Clayton Chrusch’s comment on Ian Sloan’s post about Frye and Hawken deserves to be brought forward:
I really appreciate this post because it questions how Frye can be personally and socially relevant, which is what I am concerned about.
Here is my take, based on my limited understanding of Frye.
I think one of Frye’s contributions is as an historian of the imaginaton (that’s not quite the right term, since Frye does not try to make a rigourous historical case for anything). He gives a historical-imaginative context for the kind of changes he and Paul Hawken are describing. In particular, he sees people’s imaginations as being shaped by imaginative cosmologies. By cosmology, he meant simple mental pictures, almost diagrams, that structure almost everything about how we imagine the world. There have been two cosmologies historically (Blake was the prophet of the second one but he also saw beyond it) and Frye suggested that third was on the way. All three can be traced to the Bible.

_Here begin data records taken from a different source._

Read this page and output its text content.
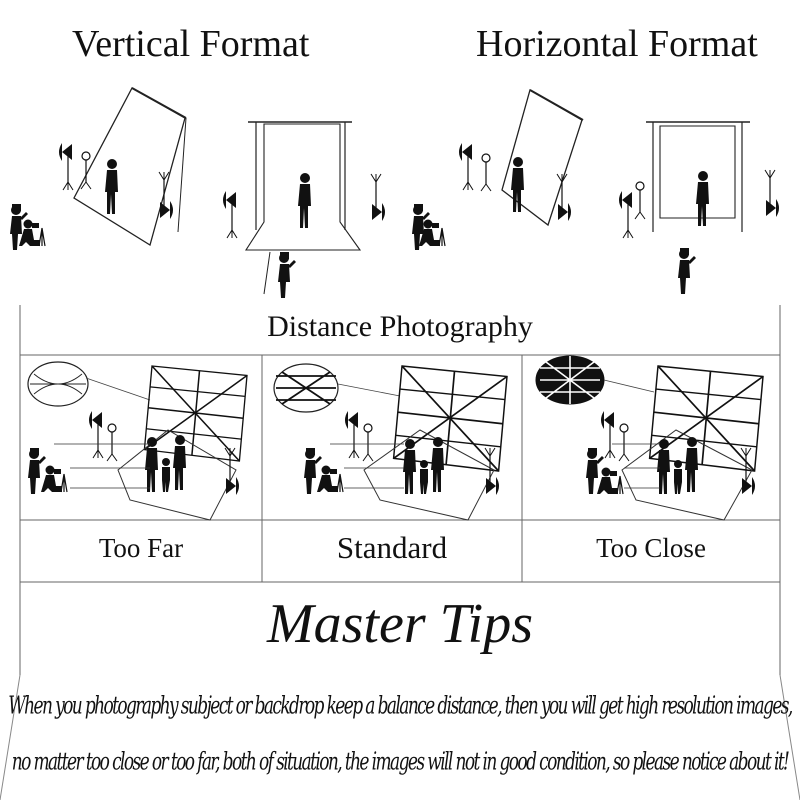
Vertical Format	Horizontal Format
Distance Photography
Too Far	Standard	Too Close
Master Tips
When you photography subject or backdrop keep a balance distance, then you will get high resolution images,
no matter too close or too far, both of situation, the images will not in good condition, so please notice about it!
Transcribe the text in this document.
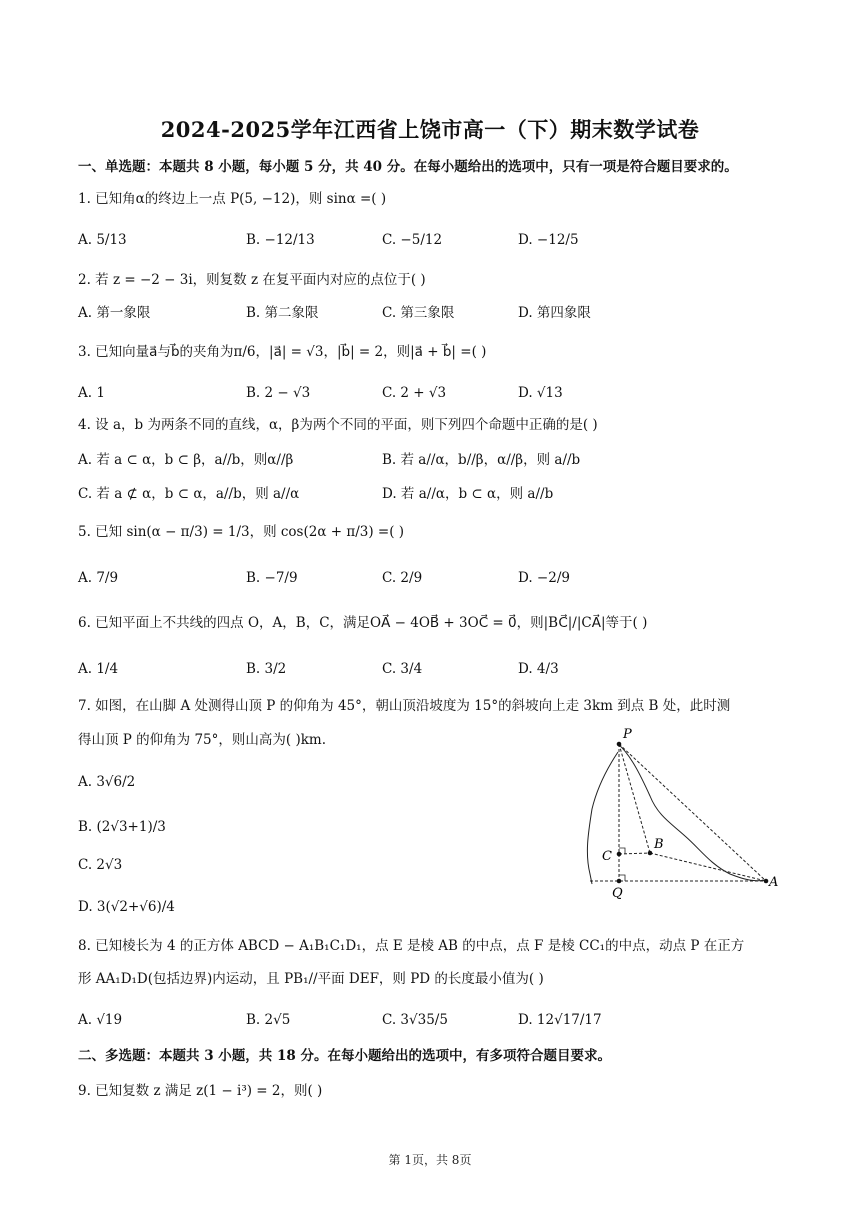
2024-2025学年江西省上饶市高一（下）期末数学试卷
一、单选题：本题共 8 小题，每小题 5 分，共 40 分。在每小题给出的选项中，只有一项是符合题目要求的。
1. 已知角α的终边上一点 P(5, −12)，则 sinα =( )
A. 5/13	B. −12/13	C. −5/12	D. −12/5
2. 若 z = −2 − 3i，则复数 z 在复平面内对应的点位于( )
A. 第一象限	B. 第二象限	C. 第三象限	D. 第四象限
3. 已知向量a⃗与b⃗的夹角为π/6，|a⃗| = √3，|b⃗| = 2，则|a⃗ + b⃗| =( )
A. 1	B. 2 − √3	C. 2 + √3	D. √13
4. 设 a，b 为两条不同的直线，α，β为两个不同的平面，则下列四个命题中正确的是( )
A. 若 a ⊂ α，b ⊂ β，a//b，则α//β	B. 若 a//α，b//β，α//β，则 a//b
C. 若 a ⊄ α，b ⊂ α，a//b，则 a//α	D. 若 a//α，b ⊂ α，则 a//b
5. 已知 sin(α − π/3) = 1/3，则 cos(2α + π/3) =( )
A. 7/9	B. −7/9	C. 2/9	D. −2/9
6. 已知平面上不共线的四点 O，A，B，C，满足OA⃗ − 4OB⃗ + 3OC⃗ = 0⃗，则|BC⃗|/|CA⃗|等于( )
A. 1/4	B. 3/2	C. 3/4	D. 4/3
7. 如图，在山脚 A 处测得山顶 P 的仰角为 45°，朝山顶沿坡度为 15°的斜坡向上走 3km 到点 B 处，此时测
得山顶 P 的仰角为 75°，则山高为( )km.
A. 3√6/2
B. (2√3+1)/3
C. 2√3
D. 3(√2+√6)/4
P
B
C
Q
A
8. 已知棱长为 4 的正方体 ABCD − A₁B₁C₁D₁，点 E 是棱 AB 的中点，点 F 是棱 CC₁的中点，动点 P 在正方
形 AA₁D₁D(包括边界)内运动，且 PB₁//平面 DEF，则 PD 的长度最小值为( )
A. √19	B. 2√5	C. 3√35/5	D. 12√17/17
二、多选题：本题共 3 小题，共 18 分。在每小题给出的选项中，有多项符合题目要求。
9. 已知复数 z 满足 z(1 − i³) = 2，则( )
第 1页，共 8页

My understanding is that the first two are vertical cosmologies. The first is the authoritarian cosmology with god/father/king figure and all legitimate authority at the top and the devil/child/slave, and everything legitimately subject to authority at the bottom.
The second is the revolutionary cosmology and it is formally a parody of the first, where the figure at the top is seen as as a tyrant or a fool and the bottom is reservoir of creative (and destructive) energy. The second cosmology informed Freud’s view of the subconscious, and Marx’s view of the proletariat. Frye also mentions Nietzche here. So all the dominant worldviews of the 20th century come out of ideas developed in the 19th-early 20th century, having their origin in this major cosmological shift heralded by Blake at the end of the 18th.
Frye saw the third cosmology as interpenetrative, an Indra’s net where connectedness, identity, and equality within the context of incredible diversity replace the dominance, alienation, inequality, and uniformity of the first two cosmologies. It is a non-ideological cosmology because it is not hierarchical. Because it is non-ideological, it can make primary concerns truly primary.
If I had to make a judgement on the interpenetrative cosmology, I would say that we haven’t discovered its full potential yet, but it is hard for me to believe it is a new mold in which all of our imaginative structures from now on can be formed. I think we still need the first two cosmologies as well as the third. But because the third is new, it will be the source of real and good imaginative innovations that we have not yet seen.
I haven’t read the book by Paul Hawken, but perhaps he is one of these innovators.
Excellent post, Clayton. Very clarifying.
Would that we knew how to realize Frye’s Utopian vision of an “individualized movement reaching out to social concerns.” In my country the primary concern appears to be greed, and one rather despairs of achieving such a vision: presently right wing thugs are disrupting political gatherings, the propaganda of talk radio hosts is taken as truth, lobbyists control politicians, proposals for universal health care are said to be socialist plots, those who profess to foster “family values” seem to have none, global warming is said to be a left wing fabrication, money managers on Wall Street turn out to be crooks. I think the problem is our failure to educate the imaginations of our citizens––a necessary step toward achieving the non ideological cosmology about which Clayton Chrusch so articulately speaks. But we must fight on and we must hope. As Frye says, “Whatever we do will fall short of what we hope for, but the important thing is not to lose the hope, or the clarity of the vision that hope produces.”